Но «народ» отнюдь не добровольно шел на такое самопожертвование, и еще меньше от энтузиазма, который приписала ему коммунистическая мифология. Только террором можно было принудить служить войне «долгое время и без устали», как сформулировал это Мао. Весь процесс проходил под аккомпанемент так называемой «земельной реформы».
Во время войны с японцами коммунисты отказались от политики конфискации и перераспределения земли и ввели сниженную арендную плату за землю. Когда война с Чаном началась всерьез, коммунисты вернулись к своей прежней радикальной политике. Но перераспределение земли не было главным содержанием земельной реформы Мао. Настоящей целью стала практика, названная доу ди-чжу, «борьба с помещиками», что наделе означало насилие по отношению к более или менее зажиточным крестьянам (в отличие от дореволюционной России в Китае было очень мало крупных землевладельцев). Когда люди вспоминают земельную реформу, то первое, о чем они говорят, — так это о «борьбе» с помещиками.
Насилие обычно совершалось на митингах, которые должны были посещать все без исключения жители деревни. Сначала выбирали жертвы, заставляли становиться этих несчастных лицом к возмущенной толпе, а потом подстрекали людей выходить вперед и изливать свои гнев и обиду на «избранных». Толпа выкрикивала лозунги, выбрасывая вперед кулаки и мотыги. Потом деревенские хулиганы и пришлые головорезы начинали подвергать жертвы физическому насилию: несчастных заставляли становиться голыми коленями на битую черепицу, подвешивали за руки или за ноги и в таком положении жестоко избивали. Иногда людей забивали насмерть, часто теми же мотыгами. Зачастую пытки были куда более изощренными и отвратительными.
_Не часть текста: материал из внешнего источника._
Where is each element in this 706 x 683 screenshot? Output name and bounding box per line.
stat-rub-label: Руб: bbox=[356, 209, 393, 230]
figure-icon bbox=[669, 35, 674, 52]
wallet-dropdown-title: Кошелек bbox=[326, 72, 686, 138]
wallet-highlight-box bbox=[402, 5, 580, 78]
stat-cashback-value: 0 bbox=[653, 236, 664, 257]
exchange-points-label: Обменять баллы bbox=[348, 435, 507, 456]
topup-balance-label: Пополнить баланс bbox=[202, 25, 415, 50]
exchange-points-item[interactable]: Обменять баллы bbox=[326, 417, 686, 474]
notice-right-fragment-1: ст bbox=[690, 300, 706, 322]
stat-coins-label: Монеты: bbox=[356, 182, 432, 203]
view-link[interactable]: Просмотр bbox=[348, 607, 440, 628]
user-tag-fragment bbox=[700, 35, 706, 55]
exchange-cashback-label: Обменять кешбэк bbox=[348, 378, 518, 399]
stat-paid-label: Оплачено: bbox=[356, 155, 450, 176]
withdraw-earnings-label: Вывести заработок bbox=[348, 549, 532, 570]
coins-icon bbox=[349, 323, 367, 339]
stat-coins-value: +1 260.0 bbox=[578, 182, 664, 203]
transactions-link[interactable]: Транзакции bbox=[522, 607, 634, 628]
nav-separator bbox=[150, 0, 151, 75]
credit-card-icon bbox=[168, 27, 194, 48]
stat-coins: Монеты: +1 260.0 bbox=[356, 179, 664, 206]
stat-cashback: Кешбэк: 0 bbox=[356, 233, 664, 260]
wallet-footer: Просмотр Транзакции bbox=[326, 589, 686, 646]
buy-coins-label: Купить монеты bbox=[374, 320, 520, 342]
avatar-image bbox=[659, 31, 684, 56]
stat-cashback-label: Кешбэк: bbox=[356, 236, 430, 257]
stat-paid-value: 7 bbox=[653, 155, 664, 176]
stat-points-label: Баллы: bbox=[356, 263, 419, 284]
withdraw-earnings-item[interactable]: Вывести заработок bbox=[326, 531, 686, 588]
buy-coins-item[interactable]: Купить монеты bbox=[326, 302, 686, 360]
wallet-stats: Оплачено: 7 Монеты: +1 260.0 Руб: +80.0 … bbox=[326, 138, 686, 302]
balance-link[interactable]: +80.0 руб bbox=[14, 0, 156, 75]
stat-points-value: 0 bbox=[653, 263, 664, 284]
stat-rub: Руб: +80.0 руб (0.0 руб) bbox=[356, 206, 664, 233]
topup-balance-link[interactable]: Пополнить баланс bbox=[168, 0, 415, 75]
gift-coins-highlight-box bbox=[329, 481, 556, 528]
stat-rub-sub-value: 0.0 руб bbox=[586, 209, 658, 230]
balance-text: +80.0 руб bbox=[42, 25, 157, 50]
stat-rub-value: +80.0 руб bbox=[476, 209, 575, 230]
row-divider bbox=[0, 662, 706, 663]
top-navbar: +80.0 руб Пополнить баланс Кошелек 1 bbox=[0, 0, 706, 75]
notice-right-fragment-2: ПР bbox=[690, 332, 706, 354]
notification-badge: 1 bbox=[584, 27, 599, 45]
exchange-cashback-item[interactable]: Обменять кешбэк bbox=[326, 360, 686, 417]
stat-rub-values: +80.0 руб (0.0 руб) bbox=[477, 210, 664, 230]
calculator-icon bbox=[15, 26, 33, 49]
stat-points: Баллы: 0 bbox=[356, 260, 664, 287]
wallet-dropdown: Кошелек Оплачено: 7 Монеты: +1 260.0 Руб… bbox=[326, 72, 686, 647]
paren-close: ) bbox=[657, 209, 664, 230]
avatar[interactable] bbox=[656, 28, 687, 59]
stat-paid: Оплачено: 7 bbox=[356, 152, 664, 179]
Партийное начальство в своих инструкциях кадрам даже не пыталось остановить это насилие. Согласно официальной линии партии считалось, что это законные акты мести со стороны угнетенных. Партийным кадрам внушали, что «они должны позволять людям делать то, что они считают нужным» с теми, кто угнетал и эксплуатировал их. В действительности партия желала побудить народ к насилию, а там, где его не было, партийные начальники обвиняли местные кадры в саботировании движения земельной реформы. Таких местных партийных функционеров смещали и заменяли более активными и преданными.
Модель земельной реформы была создана в период с марта по июнь 1947 года специалистом Мао по террору Кан Шэном. Кадровые работники во всех остальных районах Китая должны были копировать его методы. Сам тот факт, что проведение земельной реформы было доверено человеку, который был специалистом не по аграрной реформе, а по террору (и который ничего не смыслил в сельском хозяйстве), ясно показывает суть и значение программы. Кан приехал в деревню Хаоцзяпо на северо-западе Шаньси. После первого же митинга он устроил разнос местным кадрам и активистам, обвинив их в излишней «мягкотелости». «Должно быть насилие, — говорил он. — Крестьян надо научить беспощадности… Будут убийства… Но не надо бояться убийств».